Les réflexions de l’autrice, plus mesurées au début, lorsqu’elle décrit les débuts de la relation et son déroulement, deviennent plus intenses à mesure qu’elle approche du moment de la rupture, jusqu’à atteindre une puissance véritable lorsqu’elle évoque la souffrance qui suit la séparation. Pourtant, Lydia Davis ne tombe jamais dans le pathos, mais consigne tout avec lucidité, à distance de plusieurs années, dans le but de trouver une explication et de mettre un point final à l’histoire.

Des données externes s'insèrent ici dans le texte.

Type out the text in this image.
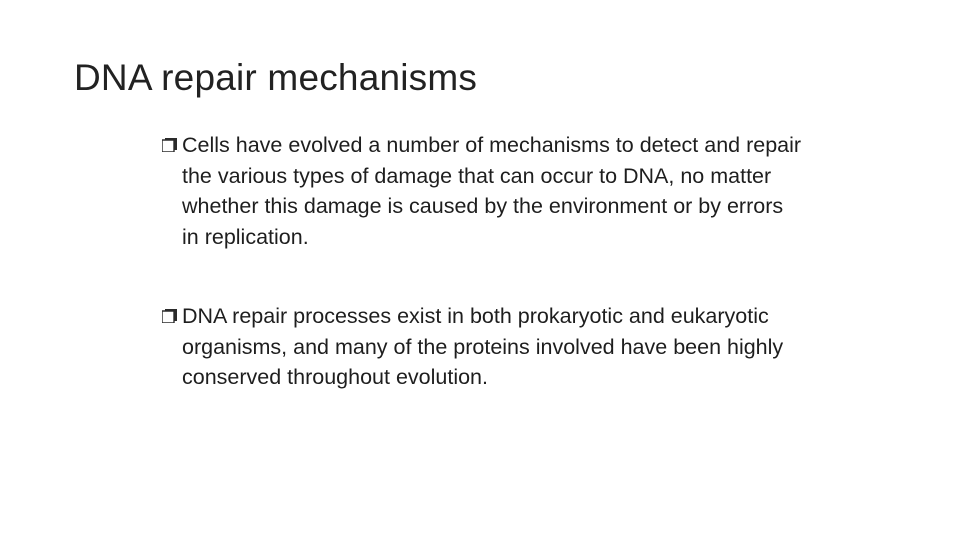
DNA repair mechanisms
Cells have evolved a number of mechanisms to detect and repair the various types of damage that can occur to DNA, no matter whether this damage is caused by the environment or by errors in replication.
DNA repair processes exist in both prokaryotic and eukaryotic organisms, and many of the proteins involved have been highly conserved throughout evolution.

L’écriture elle-même joue un rôle important dans le roman et l’autrice raconte ses hésitations, ses retards, ses réécritures, ses suppressions d’événements, l’ajouts d’autres épisodes, sa quête des faits ou des sensations pertinentes, ainsi que ses doutes sur la véracité de ce qu’elle raconte. La lecture est également souvent évoquée : tantôt lorsque son obsession pour la relation terminée et cet homme en particulier devient si envahissante qu’elle ne peut plus lire, tantôt lorsque la guérison commence à s’opérer et que la lecture agit comme une thérapie.
L’alternance entre l’histoire elle-même et des insertions contemporaines tirées de sa vie actuelle et de son processus de création imprime un certain dynamisme à la lecture, jouant parfois le rôle d’un tampon : elle permet de prendre du recul lorsque l’atmosphère devient pesante ou de mieux comprendre certains choix expliqués par l’autrice. C’est le genre de roman qui ne vous conquiert peut-être pas dès les premières pages, mais qui finit par éveiller votre admiration au fil du récit et, assurément, à la fin.